Ole Gunnar Solskjaer said in February that life as a Manchester United player has to be survival of the fittest.
“You have seen what I have chosen, I have chosen that we need to play as a Man Utd team and if you want to be a part of Man Utd, it’s survival of the fittest isn’t it?”
But their humiliating 4-0 defeat at Everton on Sunday only served to underline just how far off the pace this current United squad really is and all-but ensured there will be no surviving the race to reach the top four.
On energy and enthusiasm they were fifth or sixth in a two-horse race. In a season which has thrown up plenty of opportunities to question just how bad things can get, this was the worst of the lot.
Richarlison had already tested David de Gea before volleying home unmarked on 13 minutes, and the United keeper was then slow to react as Gylfi Sigurdsson made it 2-0 from distance after Nemanja Matic had been laboured in dealing with the Icelandic midfielder.
Lucas Digne belted home a third after United only half-cleared shortly after half-time and then Sigurdsson found Theo Walcott in acres of space as Everton made it four. United had been battered black and blue, and in truth there wasn’t a single positive aspect to their performance.
“One of the things I talked about today is that a Manchester United team should never ever be outworked,” said Solskjaer after leading United to a 5-1 win at Cardiff in his first game in charge, but at Goodison his players looked incapable of work.
They were slow and ponderous, outplayed and out-enthused. Every 50-50 seemed to be won by an energetic figure in blue ahead of a laboured by-stander in pink.

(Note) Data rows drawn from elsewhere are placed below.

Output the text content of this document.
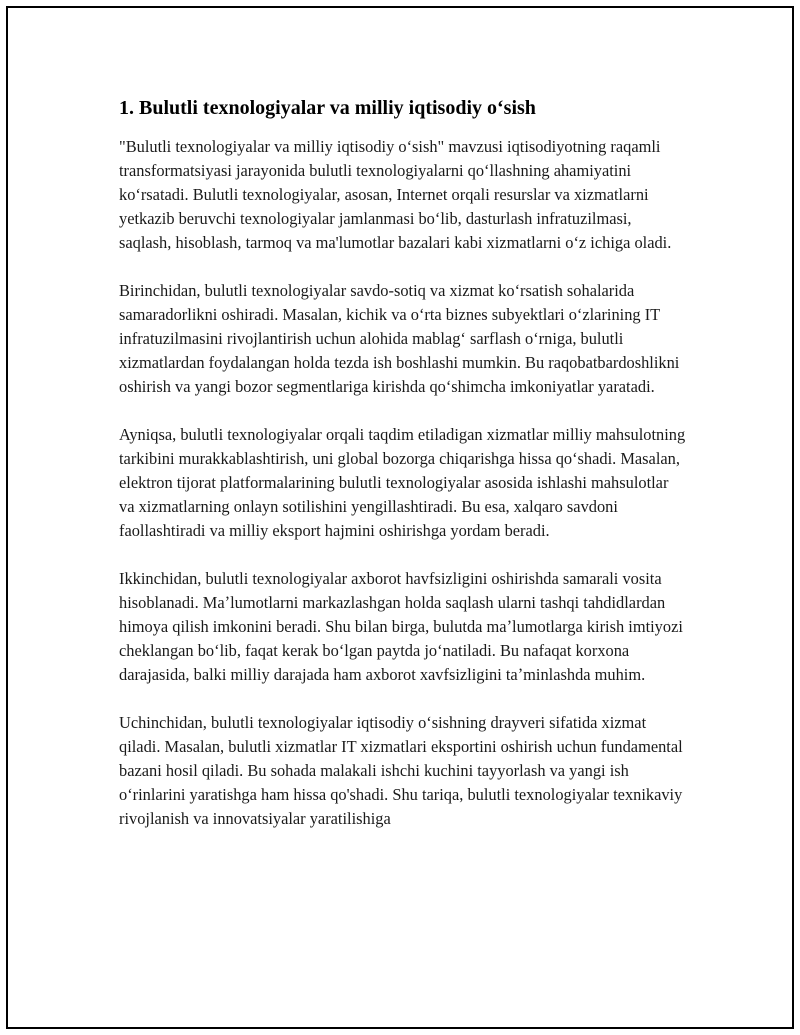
1. Bulutli texnologiyalar va milliy iqtisodiy oʻsish

"Bulutli texnologiyalar va milliy iqtisodiy oʻsish" mavzusi iqtisodiyotning raqamli transformatsiyasi jarayonida bulutli texnologiyalarni qoʻllashning ahamiyatini koʻrsatadi. Bulutli texnologiyalar, asosan, Internet orqali resurslar va xizmatlarni yetkazib beruvchi texnologiyalar jamlanmasi boʻlib, dasturlash infratuzilmasi, saqlash, hisoblash, tarmoq va ma'lumotlar bazalari kabi xizmatlarni oʻz ichiga oladi.

Birinchidan, bulutli texnologiyalar savdo-sotiq va xizmat koʻrsatish sohalarida samaradorlikni oshiradi. Masalan, kichik va oʻrta biznes subyektlari oʻzlarining IT infratuzilmasini rivojlantirish uchun alohida mablagʻ sarflash oʻrniga, bulutli xizmatlardan foydalangan holda tezda ish boshlashi mumkin. Bu raqobatbardoshlikni oshirish va yangi bozor segmentlariga kirishda qoʻshimcha imkoniyatlar yaratadi.

Ayniqsa, bulutli texnologiyalar orqali taqdim etiladigan xizmatlar milliy mahsulotning tarkibini murakkablashtirish, uni global bozorga chiqarishga hissa qoʻshadi. Masalan, elektron tijorat platformalarining bulutli texnologiyalar asosida ishlashi mahsulotlar va xizmatlarning onlayn sotilishini yengillashtiradi. Bu esa, xalqaro savdoni faollashtiradi va milliy eksport hajmini oshirishga yordam beradi.

Ikkinchidan, bulutli texnologiyalar axborot havfsizligini oshirishda samarali vosita hisoblanadi. Maʼlumotlarni markazlashgan holda saqlash ularni tashqi tahdidlardan himoya qilish imkonini beradi. Shu bilan birga, bulutda maʼlumotlarga kirish imtiyozi cheklangan boʻlib, faqat kerak boʻlgan paytda joʻnatiladi. Bu nafaqat korxona darajasida, balki milliy darajada ham axborot xavfsizligini taʼminlashda muhim.

Uchinchidan, bulutli texnologiyalar iqtisodiy oʻsishning drayveri sifatida xizmat qiladi. Masalan, bulutli xizmatlar IT xizmatlari eksportini oshirish uchun fundamental bazani hosil qiladi. Bu sohada malakali ishchi kuchini tayyorlash va yangi ish oʻrinlarini yaratishga ham hissa qo'shadi. Shu tariqa, bulutli texnologiyalar texnikaviy rivojlanish va innovatsiyalar yaratilishiga
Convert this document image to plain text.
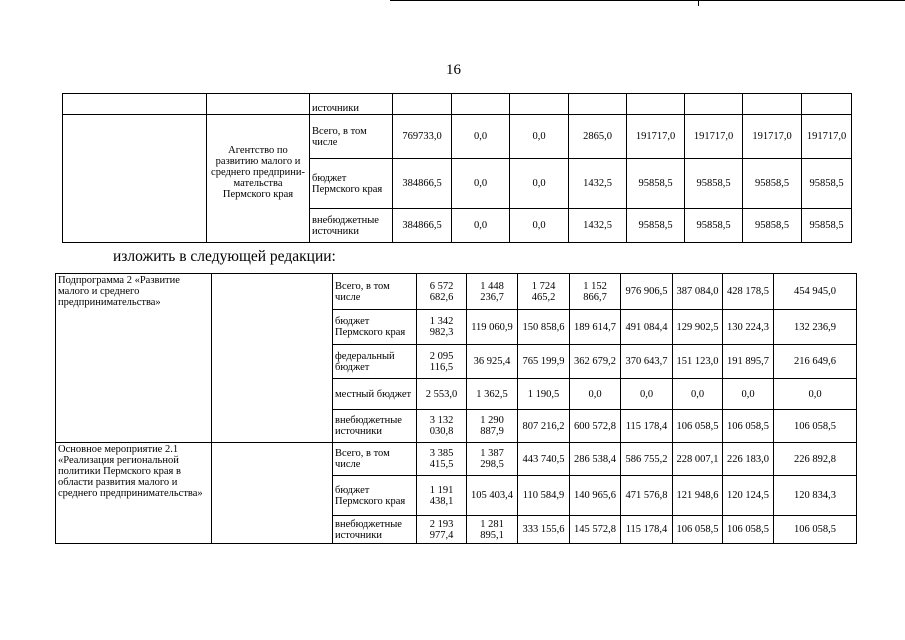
16
		источники								
	Агентство по развитию малого и среднего предприни-мательства Пермского края	Всего, в том числе	769733,0	0,0	0,0	2865,0	191717,0	191717,0	191717,0	191717,0
		бюджет Пермского края	384866,5	0,0	0,0	1432,5	95858,5	95858,5	95858,5	95858,5
		внебюджетные источники	384866,5	0,0	0,0	1432,5	95858,5	95858,5	95858,5	95858,5
изложить в следующей редакции:
Подпрограмма 2 «Развитие малого и среднего предпринимательства»		Всего, в том числе	6 572 682,6	1 448 236,7	1 724 465,2	1 152 866,7	976 906,5	387 084,0	428 178,5	454 945,0
		бюджет Пермского края	1 342 982,3	119 060,9	150 858,6	189 614,7	491 084,4	129 902,5	130 224,3	132 236,9
		федеральный бюджет	2 095 116,5	36 925,4	765 199,9	362 679,2	370 643,7	151 123,0	191 895,7	216 649,6
		местный бюджет	2 553,0	1 362,5	1 190,5	0,0	0,0	0,0	0,0	0,0
		внебюджетные источники	3 132 030,8	1 290 887,9	807 216,2	600 572,8	115 178,4	106 058,5	106 058,5	106 058,5
Основное мероприятие 2.1 «Реализация региональной политики Пермского края в области развития малого и среднего предпринимательства»		Всего, в том числе	3 385 415,5	1 387 298,5	443 740,5	286 538,4	586 755,2	228 007,1	226 183,0	226 892,8
		бюджет Пермского края	1 191 438,1	105 403,4	110 584,9	140 965,6	471 576,8	121 948,6	120 124,5	120 834,3
		внебюджетные источники	2 193 977,4	1 281 895,1	333 155,6	145 572,8	115 178,4	106 058,5	106 058,5	106 058,5
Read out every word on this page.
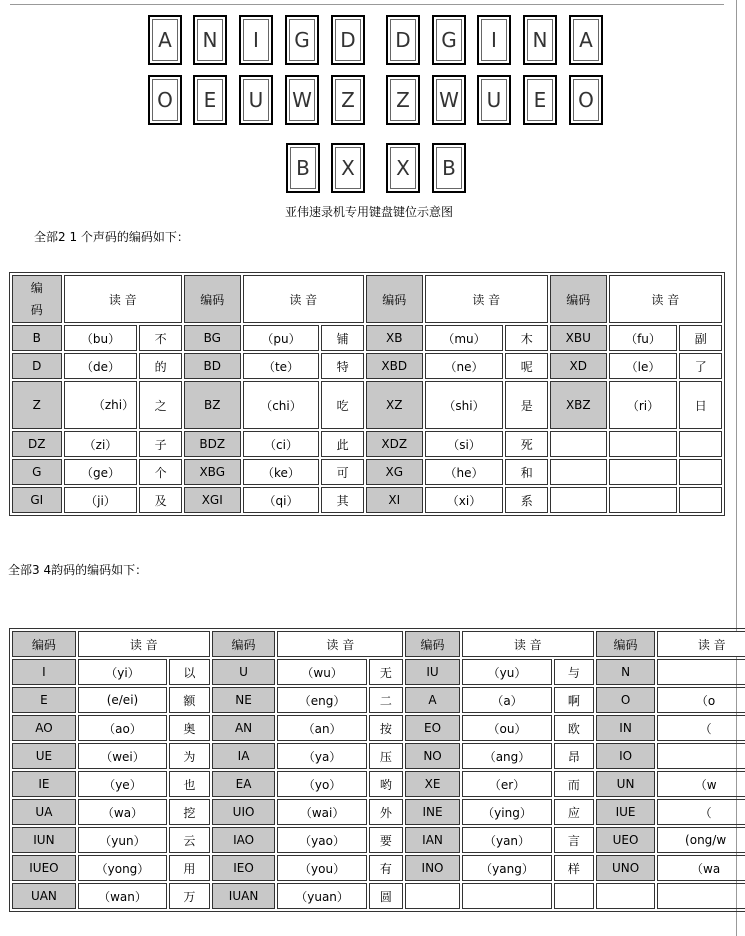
A	N	I	G	D	D	G	I	N	A
O	E	U	W	Z	Z	W	U	E	O
B	X	X	B
亚伟速录机专用键盘键位示意图
全部2 1 个声码的编码如下：
编
码	读 音		编码	读 音		编码	读 音		编码	读 音	
B	（bu）	不	BG	（pu）	铺	XB	（mu）	木	XBU	（fu）	副
D	（de）	的	BD	（te）	特	XBD	（ne）	呢	XD	（le）	了
Z	（zhi）	之	BZ	（chi）	吃	XZ	（shi）	是	XBZ	（ri）	日
DZ	（zi）	子	BDZ	（ci）	此	XDZ	（si）	死			
G	（ge）	个	XBG	（ke）	可	XG	（he）	和			
GI	（ji）	及	XGI	（qi）	其	XI	（xi）	系			
全部3 4韵码的编码如下：
编码	读 音		编码	读 音		编码	读 音		编码	读 音	
I	（yi）	以	U	（wu）	无	IU	（yu）	与	N		
E	(e/ei)	额	NE	（eng）	二	A	（a）	啊	O	（o	
AO	（ao）	奥	AN	（an）	按	EO	（ou）	欧	IN	（	
UE	（wei）	为	IA	（ya）	压	NO	（ang）	昂	IO		
IE	（ye）	也	EA	（yo）	哟	XE	（er）	而	UN	（w	
UA	（wa）	挖	UIO	（wai）	外	INE	（ying）	应	IUE	（	
IUN	（yun）	云	IAO	（yao）	要	IAN	（yan）	言	UEO	(ong/w	
IUEO	（yong）	用	IEO	（you）	有	INO	（yang）	样	UNO	（wa	
UAN	（wan）	万	IUAN	（yuan）	圆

Having gone down to a thumping 3-1 loss to Liverpool on their last visit to Merseyside, United at least received the boost of Jose Mourinho’s sacking two days later. Following this one there is only the realisation that things may have to get far worse before they get any better.
Solskjaer has now overseen six defeats in United’s last eight matches, and the end of the season probably cannot come quick enough right now. Unless they pull off a remarkable victory over Manchester City on Wednesday and somehow collect maximum points from their remaining games, it will be Europa League football and another rebuilding summer to come.
The club’s needs off the field have been discussed far and wide. A technical director with the power to make serious changes would be just the first step. Handing Solskjaer a chance to make serious long-term decisions would be the second.
But as far as the on-pitch performances go, they require fitter, stronger players. The work Solskjaer is able to do with this squad on the training field this summer is almost every bit as key as their transfer window dealings.
After five years of pedestrian-paced football under Louis van Gaal and Mourinho, this lot needed whipping into shape and quick. They managed to keep up with Solskjaer’s demands for the best part of about two months and have been left flagging for too long since early February.
There is no mobility about this side, no impetus, no intensity. They have some players who would look great in a United team firing on all cylinders, running at opposition defenders with abandon. But they do not look equipped to do so in their current physical shape. Right now, this Manchester United squad wouldn’t look particularly out of place at the lower end of the Premier League.
A long summer lies ahead. But at least it will give Solskjaer the chance to see whether the fittest really will survive.